Ao encerrar seu relato sobre as informações biográficas de Diógenes, Navia se preocupa em destacar não o aspecto peculiar e único de sua vida mas, justamente o contrário, em salientar como sua vida se mostra coerente com a de outros filósofos antigos – particularmente com a de Sócrates, figura emblemática da filosofia antiga – e com as próprias ideias antigas a respeito da filosofia, com desdobramentos no mundo cristão e medieval:

Ao modo de Crisipo [filósofo estoico, discípulo de Zenon de Cício] e outros filósofos antigos, inclusive Sócrates, Diógenes manteve-se livre da necessidade de trabalhar e viveu razoavelmente bem às expensas alheias, atingindo uma maturidade longeva.
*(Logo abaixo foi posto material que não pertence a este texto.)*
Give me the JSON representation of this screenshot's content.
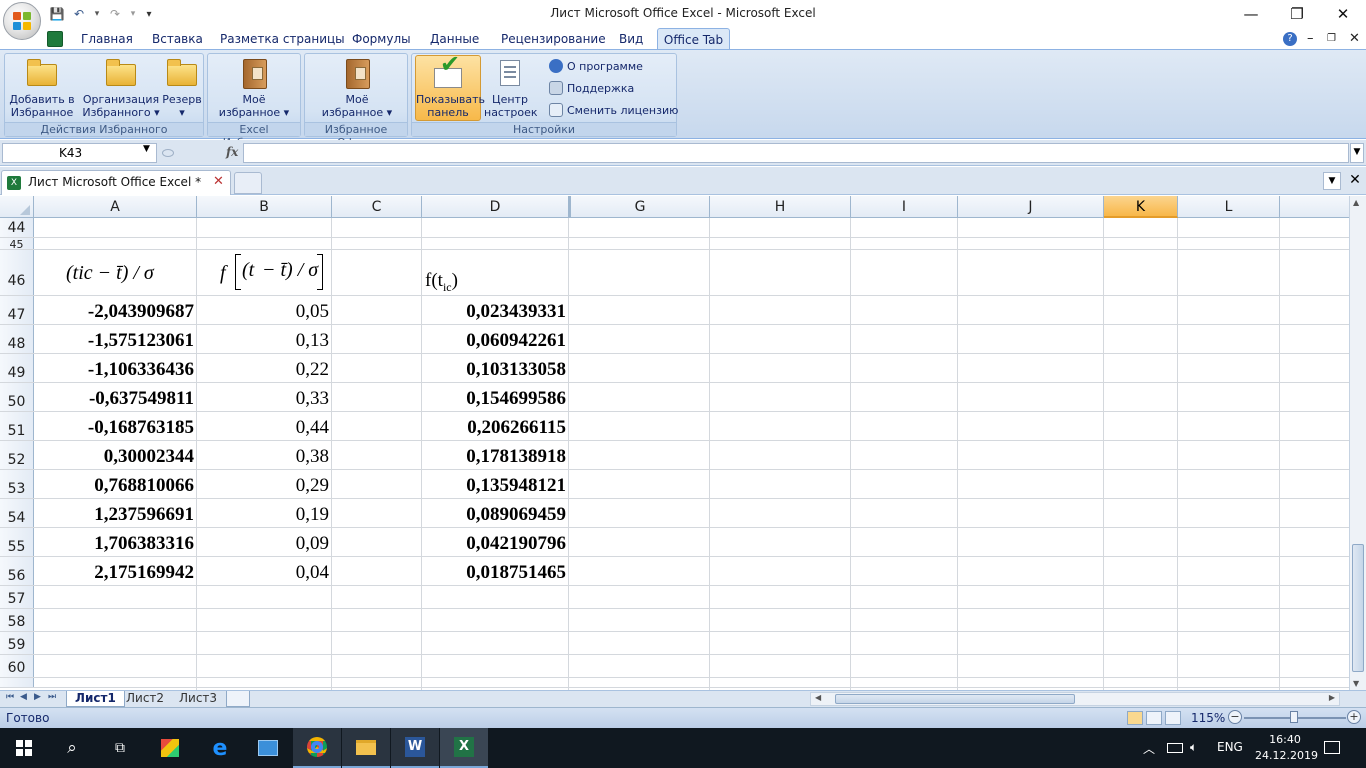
{
  "window": {
    "title": "Лист Microsoft Office Excel - Microsoft Excel",
    "minimize": "—",
    "restore": "❐",
    "close": "✕"
  },
  "qat": {
    "save": "💾",
    "undo": "↶",
    "redo": "↷",
    "more": "▾"
  },
  "ribbon_tabs": [
    "Главная",
    "Вставка",
    "Разметка страницы",
    "Формулы",
    "Данные",
    "Рецензирование",
    "Вид",
    "Office Tab"
  ],
  "ribbon": {
    "groups": {
      "favorites_actions": "Действия Избранного",
      "excel_favorites": "Excel Избранное",
      "office_favorites": "Избранное Офиса",
      "settings": "Настройки"
    },
    "buttons": {
      "add_fav_1": "Добавить в",
      "add_fav_2": "Избранное ▾",
      "org_fav_1": "Организация",
      "org_fav_2": "Избранного ▾",
      "backup_1": "Резерв",
      "backup_2": "▾",
      "my_fav_excel_1": "Моё",
      "my_fav_excel_2": "избранное ▾",
      "my_fav_office_1": "Моё",
      "my_fav_office_2": "избранное ▾",
      "show_panel_1": "Показывать",
      "show_panel_2": "панель",
      "settings_center_1": "Центр",
      "settings_center_2": "настроек",
      "about": "О программе",
      "support": "Поддержка",
      "change_license": "Сменить лицензию"
    }
  },
  "formula_bar": {
    "name_box": "K43",
    "fx": "fx",
    "formula": ""
  },
  "doc_tab": {
    "title": "Лист Microsoft Office Excel *",
    "close": "✕",
    "menu": "▼",
    "close_all": "✕"
  },
  "columns": [
    "A",
    "B",
    "C",
    "D",
    "G",
    "H",
    "I",
    "J",
    "K",
    "L"
  ],
  "selected_column": "K",
  "rows": {
    "r44": "44",
    "r45": "45",
    "r46": "46",
    "data": [
      {
        "row": "47",
        "a": "-2,043909687",
        "b": "0,05",
        "d": "0,023439331"
      },
      {
        "row": "48",
        "a": "-1,575123061",
        "b": "0,13",
        "d": "0,060942261"
      },
      {
        "row": "49",
        "a": "-1,106336436",
        "b": "0,22",
        "d": "0,103133058"
      },
      {
        "row": "50",
        "a": "-0,637549811",
        "b": "0,33",
        "d": "0,154699586"
      },
      {
        "row": "51",
        "a": "-0,168763185",
        "b": "0,44",
        "d": "0,206266115"
      },
      {
        "row": "52",
        "a": "0,30002344",
        "b": "0,38",
        "d": "0,178138918"
      },
      {
        "row": "53",
        "a": "0,768810066",
        "b": "0,29",
        "d": "0,135948121"
      },
      {
        "row": "54",
        "a": "1,237596691",
        "b": "0,19",
        "d": "0,089069459"
      },
      {
        "row": "55",
        "a": "1,706383316",
        "b": "0,09",
        "d": "0,042190796"
      },
      {
        "row": "56",
        "a": "2,175169942",
        "b": "0,04",
        "d": "0,018751465"
      }
    ],
    "empty": [
      "57",
      "58",
      "59",
      "60"
    ]
  },
  "header_formulas": {
    "a46": "(tic − t̄) / σ",
    "b46_f": "f",
    "b46_inner": "(t",
    "b46_inner2": " − t̄) / σ",
    "d46_f": "f(t",
    "d46_sub": "ic",
    "d46_close": ")"
  },
  "sheets": [
    "Лист1",
    "Лист2",
    "Лист3"
  ],
  "status": {
    "text": "Готово",
    "zoom": "115%",
    "zoom_level_percent": 115
  },
  "taskbar": {
    "lang": "ENG",
    "time": "16:40",
    "date": "24.12.2019"
  }
}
Com efeito, para um homem que desejou e careceu de tão pouco; cuja casa foi um tonel; cuja vestimenta foi uma manto esfarrapado; cuja dieta se constituía de tremoço, lentilha, pão e água; que não teve mulher nem família […] – para tal homem, emprego não fazia sentido e dinheiro não tinha valor. Depois dele, a tradição de evitar o trabalho remunerado e esmolar o sustento ficou estabelecida entre os cínicos, muitos dos quais seguiram seu exemplo. No período clássico tardio e no medieval, isso sobreviveu entre os membros de ordens mendicantes cristãs (Navia, 2009, p. 61-62).

O capítulo 2, “A retórica do cinismo”, é dedicado ao estudo das características da argumentação empregada por Diógenes para persuadir os homens de seu tempo. Diógenes Laércio fez questão de salientar a eficácia persuasiva do homem de Sinope:

Diógenes realmente possuía o extraordinário dom da persuasão, de modo que podia vencer qualquer oponente com seus argumentos. Dizse, a esse respeito, que certo Onesícrito de Égina enviou a Atenas um de seus dois filhos, Andróstenes, o qual, após ouvir as lições de Diógenes, decidiu ficar por lá. O pai, enviou, então, o seu filho mais velho, […] à procura do primeiro; no entanto, esse também resolveu ficar por lá. Por fim, em terceiro lugar, o próprio pai foi até onde estavam e dedicou-se à filosofia com eles, tal era a espécie de fascínio que as palavras de Diógenes despertavam em seus ouvintes. (DL, 75-76)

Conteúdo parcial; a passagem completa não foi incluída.